The anterior cruciate ligament, or ACL, is one of the ligaments injured in the unhappy triad. It is one of several ligaments that connect the distal femur and proximal tibia. Its purpose is to restrict the tibia from sliding anteriorly and from rotating internally with respect to the femur. It is this anterior sliding of the tibia on the femur that is demonstrated in a positive anterior-drawer test.
The medial collateral ligament, or MCL, is one of the structures injured in the unhappy triad. It connects the medial distal femur to the medial proximal tibia. It acts to resist forces that would push the knee medially, which would cause a valgus or "knock-knee" deformity.

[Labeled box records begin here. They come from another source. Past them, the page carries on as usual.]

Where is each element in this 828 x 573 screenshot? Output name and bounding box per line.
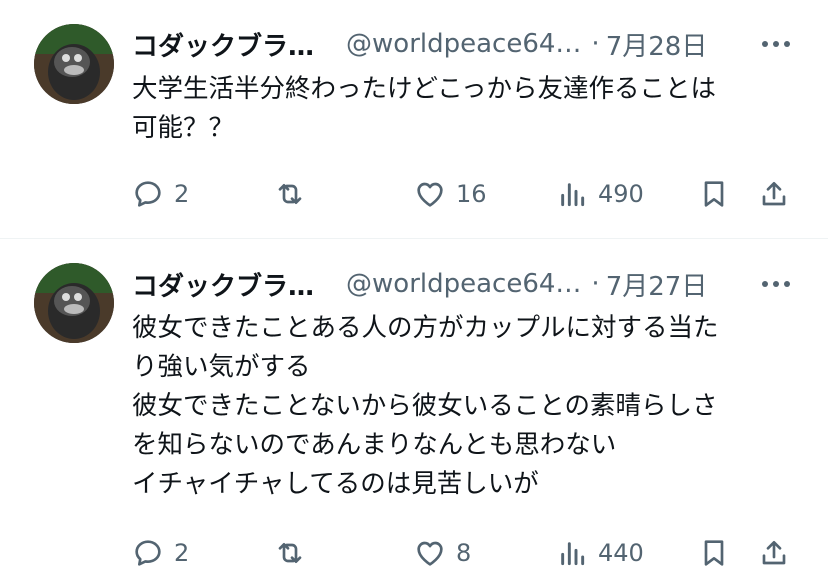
tweet-text-line: 可能？？ <box>132 113 235 143</box>
tweet-2[interactable]: コダックブラ… @worldpeace64… · 7月27日 彼女できたことある… <box>0 239 828 567</box>
tweet-date[interactable]: 7月28日 <box>606 26 708 63</box>
bookmark-button[interactable] <box>698 533 730 573</box>
display-name[interactable]: コダックブラ… <box>132 26 314 63</box>
like-count: 16 <box>456 180 487 208</box>
reply-button[interactable]: 2 <box>132 533 189 573</box>
retweet-icon <box>278 543 302 563</box>
bookmark-button[interactable] <box>698 174 730 214</box>
view-count: 490 <box>598 180 644 208</box>
tweet-text-line: 彼女できたことないから彼女いることの素晴らしさ <box>132 391 718 421</box>
tweet-date[interactable]: 7月27日 <box>606 266 708 303</box>
display-name[interactable]: コダックブラ… <box>132 266 314 303</box>
user-handle[interactable]: @worldpeace64… <box>346 269 581 299</box>
separator-dot: · <box>591 269 600 299</box>
separator-dot: · <box>591 29 600 59</box>
avatar[interactable] <box>34 263 114 343</box>
reply-count: 2 <box>174 539 190 567</box>
user-handle[interactable]: @worldpeace64… <box>346 29 581 59</box>
views-icon <box>561 183 585 207</box>
tweet-text-line: イチャイチャしてるのは見苦しいが <box>132 469 539 499</box>
reply-icon <box>135 540 161 566</box>
share-button[interactable] <box>758 174 790 214</box>
avatar[interactable] <box>34 24 114 104</box>
heart-icon <box>417 541 443 566</box>
like-button[interactable]: 8 <box>414 533 471 573</box>
reply-count: 2 <box>174 180 190 208</box>
reply-icon <box>135 181 161 207</box>
reply-button[interactable]: 2 <box>132 174 189 214</box>
tweet-1[interactable]: コダックブラ… @worldpeace64… · 7月28日 大学生活半分終わっ… <box>0 0 828 238</box>
action-bar: 2 16 490 <box>0 174 828 214</box>
tweet-text-line: を知らないのであんまりなんとも思わない <box>132 430 617 460</box>
bookmark-icon <box>704 540 724 566</box>
more-icon[interactable] <box>762 264 790 304</box>
retweet-icon <box>278 184 302 204</box>
like-count: 8 <box>456 539 472 567</box>
bookmark-icon <box>704 181 724 207</box>
views-icon <box>561 542 585 566</box>
views-button[interactable]: 440 <box>556 533 644 573</box>
tweet-text: 大学生活半分終わったけどこっから友達作ることは 可能？？ <box>132 70 792 148</box>
tweet-text-line: 彼女できたことある人の方がカップルに対する当た <box>132 313 719 343</box>
heart-icon <box>417 182 443 207</box>
view-count: 440 <box>598 539 644 567</box>
share-button[interactable] <box>758 533 790 573</box>
retweet-button[interactable] <box>274 533 306 573</box>
more-icon[interactable] <box>762 24 790 64</box>
views-button[interactable]: 490 <box>556 174 644 214</box>
action-bar: 2 8 440 <box>0 533 828 573</box>
share-icon <box>762 541 786 565</box>
tweet-text: 彼女できたことある人の方がカップルに対する当た り強い気がする 彼女できたことな… <box>132 309 792 504</box>
tweet-text-line: 大学生活半分終わったけどこっから友達作ることは <box>132 74 716 104</box>
like-button[interactable]: 16 <box>414 174 487 214</box>
avatar-image <box>34 24 114 104</box>
tweet-text-line: り強い気がする <box>132 352 311 382</box>
retweet-button[interactable] <box>274 174 306 214</box>
share-icon <box>762 182 786 206</box>
avatar-image <box>34 263 114 343</box>
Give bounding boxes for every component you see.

The medial meniscus is one of the structures torn in an unhappy triad injury. It sits between the surfaces of the femur and tibia to act as a cushion. Tear to the medial meniscus will cause a positive McMurray's sign on physical exam.
The most common symptom seen in patients with an unhappy triad injury is pain and swelling of the knee.
Given that the ligaments torn in the unhappy triad are necessary for restricting the movement of the tibia relative to the femur, tearing of these ligaments causes unrestricted motion in various directions leading to instability when the patient tries to walk or use their leg. This will manifest on physical exam as a positive anterior drawer test, demonstrating a torn ACL, and abnormal joint laxity on application of a lateral-to-medial or valgus stress on the affected knee, demonstrating a torn MCL. A torn medial meniscus is demonstrated by a positive McMurray sign.
MRI is the best way to definitively diagnose an unhappy triad injury, as it is the best imaging method for visualizing soft tissues such as muscles, tendons, and ligaments.
The definitive treatment of an unhappy triad is surgery, which usually involves reconstruction of damaged ligaments, typically with grafts of tendons taken from elsewhere in the patient's body. As with any serious musculoskeletal injury, physical therapy and rehabilitation is also crucial in the recovery process.